Thursday, June 4, 2009

Government asks religious congregations for 'substantial contributions'

Cowen calls for 'substantial contributions'
IRISH TIMES REPORTERS
Thu, Jun 04, 2009
The Taoiseach has today said that "further substantial contributions" are required from religious congregations and called for a "comprehensive, specific response" from them as quickly as possible.
Brian Cowen today met representatives from religious orders at Government Buildings today to discuss their response to the Ryan report into institutional child abuse.
Following that meeting, the congregations have agreed to an independent audit of their assets and will report back to Government within two weeks. They have also agreed to submit a substantial contribution to a trust and to conduct the process in an open and transparent manner.
In a statement released after he met the congregations this morning, Mr Cowen said: “I must express the dismay and abhorrence which, with the whole of the population, we have experienced on reading the [Ryan] report and the catalogue of suffering, deprivation and abuse which was the lot of so many children committed to institutions under the care of religious communities.
"The systemic nature of the findings, and the sheer scale of the suffering endured by children and the grievous abuse of many of them while in the care of organisations represented here mean that there is a moral responsibility to be faced."
Mr Cowen said although he noted the congregations were faced with failings of those in earlier generations, "some of the severest conclusions of the Commission regarding religious Congregations relate to recent attitudes and behaviour".
“I want to convey to you directly the view of the Government that further substantial contributions are required by way of reparation.

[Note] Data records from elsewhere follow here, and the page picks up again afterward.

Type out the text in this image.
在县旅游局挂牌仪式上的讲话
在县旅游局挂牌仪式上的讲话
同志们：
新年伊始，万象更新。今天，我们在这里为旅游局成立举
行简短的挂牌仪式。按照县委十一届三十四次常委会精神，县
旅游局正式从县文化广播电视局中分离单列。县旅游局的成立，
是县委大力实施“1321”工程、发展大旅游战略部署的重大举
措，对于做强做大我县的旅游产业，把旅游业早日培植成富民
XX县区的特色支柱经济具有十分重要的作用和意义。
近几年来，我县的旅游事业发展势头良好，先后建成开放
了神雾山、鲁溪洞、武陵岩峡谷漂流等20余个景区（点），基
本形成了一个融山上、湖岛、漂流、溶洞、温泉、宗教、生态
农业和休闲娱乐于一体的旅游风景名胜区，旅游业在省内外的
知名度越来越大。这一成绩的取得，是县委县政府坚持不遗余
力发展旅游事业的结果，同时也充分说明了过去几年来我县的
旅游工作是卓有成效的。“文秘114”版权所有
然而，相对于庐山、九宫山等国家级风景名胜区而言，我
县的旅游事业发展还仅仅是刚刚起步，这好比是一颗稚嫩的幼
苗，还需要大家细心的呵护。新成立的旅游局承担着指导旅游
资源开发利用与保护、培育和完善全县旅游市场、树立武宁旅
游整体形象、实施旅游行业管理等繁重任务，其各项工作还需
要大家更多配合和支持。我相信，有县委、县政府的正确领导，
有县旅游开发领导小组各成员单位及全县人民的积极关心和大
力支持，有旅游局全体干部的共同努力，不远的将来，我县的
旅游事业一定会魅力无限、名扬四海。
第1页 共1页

Furthermore, the contributions need to be capable of being assessed by the public for their significance by reference to the full resources available to the congregations and in a context of the costs of well over a billion euro being incurred by the State."
Mr Cowen said the congregations' response may have "profound implications" for the well-being of survivors of abuse and could influence how people, "who have been so loyally supportive of your congregations over many years", would judge the congregations' adherence to their "foundational values”.
There has been widespread criticism of the deal stuck between the Government and 18 orders in 2002 which capped the orders' contribution at €127 million.
The Taoiseach last night promised groups representing victims of child abuse in institutions run by religious orders that those congregations would make “substantial” additional contributions.
Mr Cowen and four Government Ministers met some eight groups representing victims of child abuse for almost three hours at Government Buildings to discuss the outcome of the Ryan report.
Minister for Education Batt O’Keeffe, Minister for Health Mary Harney, Minister for Justice Dermot Ahern, and Minister for Children Barry Andrews were all present at the meeting. As they emerged from last night's discussions, representatives said that good and positive progress had been made during the meeting, though some fundamental issues required clarification.
No firm indication was given to the groups as to the contribution the Government will seek from religious congregations and if it will be in the region of 50 per cent of the overall costs. Leading church and political figures, including Government Chief Whip Pat Carey, have suggested the orders should contribute half of the costs.
A Government statement released last night said that Mr Cowen had stressed that those who perpetrated child sex abuse crimes, no matter how long ago, must be made amenable to the law so that they can be held to account for such crimes.
The Ryan report, which was published last month, includes evidence of abuse from over 1,000 survivors of the orphanages, industrial schools and reformatory schools, some 500 of which related to sexual abuse by members of religious orders, teachers and other lay workers.
The Government publications office was yesterday awaiting delivery of hundreds more copies of the child abuse report after it ran out of stock due to “exceptional” demand.
Huge public interest has also put the Ryan commission’s website under severe strain, with additional servers and bandwidth being added to cope with unexpectedly high visitor numbers.
Some 90,000 separate downloads of the report were logged in the first 24 hours after the publication of the report two weeks ago, and 183,000 files have been downloaded in all.
The commission, which continues to receive new requests for the document every day, expects delivery of the second batch of its 2,500-copy print run in the coming days.
Applicant witnesses, survivors’ groups and Government departments are provided with copies free of charge, while the publications office charges €20 for a hard copy set or €10 for the disk. It already has a waiting list of between 400 and 500 names for hard copies of the five-volume set.